J'ai toujours aimé les ruines et les vieilles pierres. Gamin, l'église effondrée (aujourd'hui totalement disparue hélas) s'élevant à quelques encablures du village ancestral me fascinait. J'ai toujours aimé visiter les châteaux, et plus ils étaient déglingués, plus ça me plaisait. Un lieu comme les Arènes de Lutèce, magique, s'étendant à une porte cochère d'une rue banale et constituant une bulle intemporelle dans la cité, m'apaise à tout coup. Non loin de chez moi, la carcasse vide d'une tour médiévale dont l'intérieur est effondré depuis des siècles m'attire lors de mes promenades.
Des gens de mon entourage se piquent de psychogéographie, d'autres
d'urbex. Ma ruinophilie se situe sans doute quelque part entre les deux.

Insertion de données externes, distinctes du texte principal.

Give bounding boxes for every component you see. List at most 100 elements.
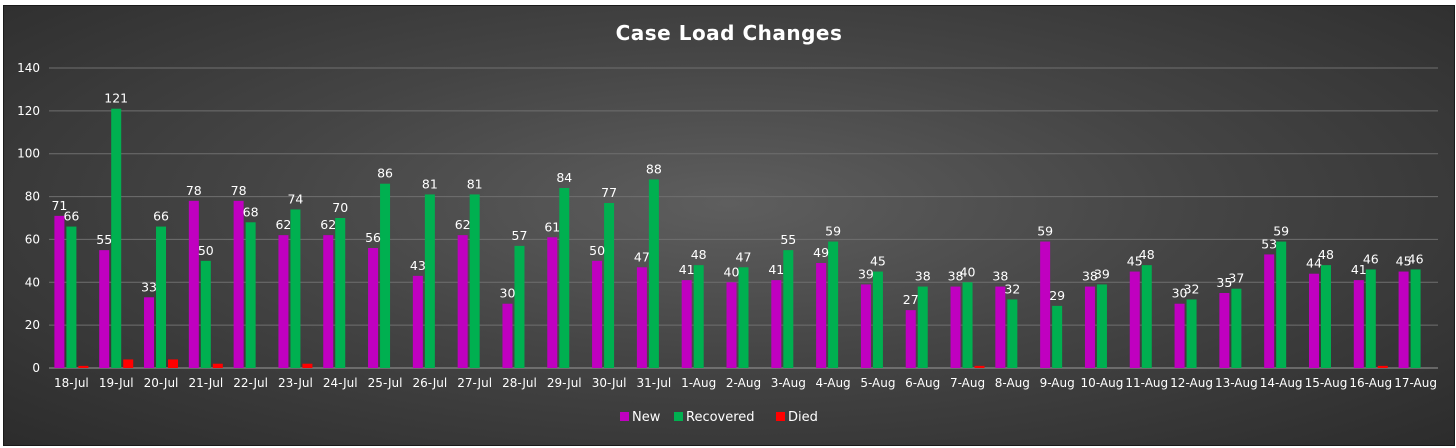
x-tick-label: 29-Jul [547,376,582,390]
bar-new [1308,273,1319,368]
bar-new [995,286,1006,368]
x-tick-label: 8-Aug [995,376,1030,390]
bar-new [950,286,961,368]
bar-new [905,310,916,368]
bar-new [1353,280,1364,368]
bar-recovered [200,260,211,368]
bar-new [1040,241,1051,368]
x-axis-ticks: 18-Jul 19-Jul 20-Jul 21-Jul 22-Jul 23-Jul 24-J… [54,376,1437,390]
bar-new [547,237,558,368]
legend-swatch-recovered [674,412,683,421]
x-tick-label: 15-Aug [1305,376,1348,390]
data-label-recovered: 32 [1184,281,1200,296]
bar-recovered [648,179,659,368]
data-label-new: 33 [141,279,157,294]
bar-new [233,200,244,368]
bars [54,108,1421,368]
bar-new [502,303,513,368]
data-label-recovered: 81 [422,176,438,191]
data-label-new: 71 [51,198,67,213]
x-tick-label: 10-Aug [1081,376,1124,390]
x-tick-label: 22-Jul [233,376,268,390]
x-tick-label: 26-Jul [412,376,447,390]
x-tick-label: 4-Aug [816,376,851,390]
bar-new [412,275,423,368]
bar-new [1084,286,1095,368]
data-label-recovered: 48 [1318,247,1334,262]
x-tick-label: 9-Aug [1040,376,1075,390]
data-label-new: 40 [724,264,740,279]
data-label-recovered: 47 [736,249,752,264]
bar-recovered [559,188,570,368]
data-label-new: 56 [365,230,381,245]
data-label-recovered: 70 [332,200,348,215]
data-label-recovered: 45 [870,254,886,269]
bar-recovered [1365,269,1376,368]
data-label-recovered: 39 [1094,266,1110,281]
x-tick-label: 2-Aug [726,376,761,390]
data-label-recovered: 66 [153,209,169,224]
bar-recovered [1186,299,1197,368]
bar-recovered [424,194,435,368]
bar-died [212,363,223,368]
bar-recovered [111,108,122,368]
data-label-new: 39 [858,266,874,281]
bar-recovered [1320,265,1331,368]
y-tick-label: 140 [17,61,40,75]
y-tick-label: 80 [25,190,40,204]
x-tick-label: 30-Jul [592,376,627,390]
bar-new [592,260,603,368]
data-label-recovered: 66 [63,209,79,224]
x-tick-label: 27-Jul [457,376,492,390]
bar-recovered [604,203,615,368]
bar-new [188,200,199,368]
data-label-new: 78 [231,183,247,198]
data-label-recovered: 86 [377,166,393,181]
data-label-recovered: 46 [1408,251,1424,266]
data-label-new: 47 [634,249,650,264]
x-tick-label: 13-Aug [1215,376,1258,390]
data-label-recovered: 50 [198,243,214,258]
data-label-recovered: 57 [512,228,528,243]
bar-recovered [335,218,346,368]
data-label-recovered: 88 [646,161,662,176]
data-label-new: 62 [455,217,471,232]
data-label-new: 55 [96,232,112,247]
data-label-new: 45 [1396,254,1412,269]
data-label-recovered: 48 [1139,247,1155,262]
data-label-recovered: 74 [287,191,303,206]
data-label-new: 38 [992,269,1008,284]
bar-recovered [514,245,525,368]
bar-recovered [962,282,973,368]
legend-swatch-new [620,412,629,421]
bar-new [1129,271,1140,368]
y-tick-label: 120 [17,104,40,118]
bar-new [99,250,110,368]
y-tick-label: 60 [25,232,40,246]
data-label-recovered: 81 [467,176,483,191]
bar-recovered [290,209,301,368]
data-label-recovered: 59 [1273,224,1289,239]
data-label-new: 62 [275,217,291,232]
data-label-new: 61 [544,219,560,234]
bar-died [78,365,89,368]
bar-recovered [1096,284,1107,368]
data-label-new: 59 [1037,224,1053,239]
bar-new [1398,271,1409,368]
bar-recovered [783,250,794,368]
data-label-recovered: 40 [960,264,976,279]
legend-label-died: Died [788,410,818,425]
data-label-new: 78 [186,183,202,198]
y-tick-label: 0 [32,361,40,375]
data-label-new: 38 [948,269,964,284]
bar-recovered [1410,269,1421,368]
x-tick-label: 19-Jul [99,376,134,390]
x-tick-label: 18-Jul [54,376,89,390]
x-tick-label: 20-Jul [144,376,179,390]
x-tick-label: 12-Aug [1170,376,1213,390]
data-label-new: 49 [813,245,829,260]
data-label-recovered: 84 [556,170,572,185]
bar-new [1264,254,1275,368]
chart-title: Case Load Changes [616,21,843,45]
bar-recovered [828,241,839,368]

Pas assez aventureux (et d'un format trop malcommode) pour aller
crapahuter dans des lieux où ma masse ferait craquer le plancher, pas
assez théoricien sans doute pour me lancer dans de grandes analyses (en
tout cas dans ce domaine précis), je me contente face aux murs branlants
hérités du passé de me livrer à un frisson esthétique, vaguement
synesthétique d'ailleurs, ou poétique.
Rien de très original à cela je crois, la chose me semble assez répandue. Il y a une beauté particulière des ruines, et nombre d'entre nous y sommes sensibles. La ruine constitue une forme de paradoxe, c'est un lieu dont la décrépitude anéantit l'utilité, mais qui dès lors a changé de nature, un lieu sur lequel le temps a exercé ses ravages, mais qui dès lors a un parfum d'éternité.
Les tronçons de colonnes grecques ou romaines font immédiatement naître en nous des images précises de ces époques disparues et nous font ressentir viscéralement la profondeur temporelle dans laquelle nous nous inscrivons collectivement avec et par rapport à elles. La ruine demeure, et nous rappelle à l'impermanence. Elle est le memento mori des civilisations qui, selon Valéry, se savent mortelles, au moins inconsciemment.
Elles sont aussi ce qui nous empêche souvent de penser le passé tel qu'il était. Tout film de chevalerie nous présente des murailles déjà verdies par des siècles de lichens et de mousses, tout péplum des statues de marbre nu, dont la peinture polychrome s'est écaillée depuis longtemps. Représenter la forteresse du douzième siècle avec ses murailles en pierre de taille d'un blanc crémeux éclatant nous semblerait toc. Représenter un temple d'Artémis avec ces colonnes et ses statues fraîchement repeintes heurterait nos représentations les mieux ancrées.
Chacun, dit-on, mesure le monde à sa propre aune, et même notre vision du passé est informée par notre présent (ce que tout historien sait d'ailleurs) (et ce que feignent d'ignorer les politiciens tentant d'instrumentaliser l'histoire avec des conceptions de celle-ci datant au mieux de la Quatrième république, voire de la Troisième) (je dis qu'ils feignent par pure charité, bien entendu : les croire sincères et non menteurs dans ce domaine serait plus accablant encore). Le chevalier de film médiéval croise souvent sur sa route des ruines séculaires dont l'architecture montre qu'elles ont été bâties de son temps, voire qu'elles viennent de ce qui est encore pour lui un futur presque lointain.
Chaque culture se bâtit sur les ruines des précédentes, le parement des pyramides a été pillé pour bâtir le Caire, les soubassements de murailles sont devenus les fondations de maisons. Notre époque elle-même laisse déjà des ruines, friches industrielles ou bâtiments de l'ère Communiste devenus symboles gênants, et donc abandonnés, parcs d'attraction en faillite, projets inachevés. On peut encore visiter des tronçons de l'aérotrain et les Blockhaus du Mur de l'Atlantique.
Tout au monde aboutit un jour ou l'autre à une ruine. Et celles-ci durent parfois beaucoup plus longtemps que la chose intacte qui fut leur forme initiale.